Wednesday, 2 November 2016

after the second session

I don't trust my counsellor.

no, that's not right. I trust her in some ways. I trust that she will keep the session confidential, and I trust that she thinks she's listening. she just doesn't understand.

I came out, sort of. I said I was bi & in a poly relationship. I tried to talk about the gap between talking to well intentioned but clueless straight people, and my fellow queers. it's not that my coursemates are actively queerphobic, but using "man" as shorthand for "partner or potential partner" assumes heterosexuality. adding "...or woman or whatever" when talking to me, as one coursemate does, is somehow worse.
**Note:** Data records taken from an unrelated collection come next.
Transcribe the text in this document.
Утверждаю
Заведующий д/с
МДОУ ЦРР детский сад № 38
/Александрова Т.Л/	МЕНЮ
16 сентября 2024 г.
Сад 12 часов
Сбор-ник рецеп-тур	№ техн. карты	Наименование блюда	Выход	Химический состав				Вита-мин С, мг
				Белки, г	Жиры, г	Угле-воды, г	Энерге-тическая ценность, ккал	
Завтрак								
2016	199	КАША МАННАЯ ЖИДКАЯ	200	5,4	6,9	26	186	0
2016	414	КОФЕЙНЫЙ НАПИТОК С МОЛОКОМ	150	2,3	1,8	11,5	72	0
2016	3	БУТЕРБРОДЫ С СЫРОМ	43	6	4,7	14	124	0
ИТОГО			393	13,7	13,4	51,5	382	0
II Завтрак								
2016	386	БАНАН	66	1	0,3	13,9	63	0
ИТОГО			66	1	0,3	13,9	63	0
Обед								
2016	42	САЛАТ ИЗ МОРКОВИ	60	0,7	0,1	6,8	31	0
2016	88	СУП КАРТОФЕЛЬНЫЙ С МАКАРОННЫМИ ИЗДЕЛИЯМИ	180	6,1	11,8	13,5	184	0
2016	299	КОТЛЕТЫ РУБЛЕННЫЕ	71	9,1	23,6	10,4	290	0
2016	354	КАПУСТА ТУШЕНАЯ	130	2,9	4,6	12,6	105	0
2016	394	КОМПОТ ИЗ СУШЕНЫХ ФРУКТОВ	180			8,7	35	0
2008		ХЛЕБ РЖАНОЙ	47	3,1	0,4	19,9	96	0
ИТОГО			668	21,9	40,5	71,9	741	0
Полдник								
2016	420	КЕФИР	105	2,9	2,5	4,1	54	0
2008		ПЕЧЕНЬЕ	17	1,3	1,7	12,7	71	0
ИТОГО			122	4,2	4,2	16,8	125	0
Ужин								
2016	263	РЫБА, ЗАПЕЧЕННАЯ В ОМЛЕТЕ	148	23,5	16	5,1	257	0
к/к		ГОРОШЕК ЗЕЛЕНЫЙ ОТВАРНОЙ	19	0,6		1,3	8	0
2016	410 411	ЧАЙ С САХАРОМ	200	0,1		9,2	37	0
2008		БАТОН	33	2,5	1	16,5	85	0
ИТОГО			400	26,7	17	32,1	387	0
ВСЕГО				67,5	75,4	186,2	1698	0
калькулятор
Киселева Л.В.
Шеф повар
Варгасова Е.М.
I tried to explain how I feel I should educate my coursemates, so that they will be able to effectively support queer clients, and that I really don't know how to do that. because I know the queer community has appalling mental health statistics, and know some of the horror stories from those who've tried to get help from clueless mental health professionals.

she just wanted to know if I was scared to come out to her, and was very keen to explain that counsellors had to accept all kinds of people so sexuality doesn't matter. she didn't care that any fears I might have came from a rational place, or about the gulf of difference between "oh, of course I'm fine with that" and actually feeling heard & accepted.

I wasn't scared to come out, because I'm not that vulnerable right now. I'm in counselling because having 6 sessions of personal counselling is a course requirement, rather than because I need it. in any other situation, I would be nervous because coming out is always a risk.

and she kinda proved that point. being queer is highly significant, as is the gap between the real world and ideal counselling practise. telling me "it doesn't matter because counsellors have to accept all kinds of difference" dismisses both that gap and the significance of my relationships and community.

I don't know what that means for session 3, except that I won't be coming out as Autistic. that's a bigger risk than being queer.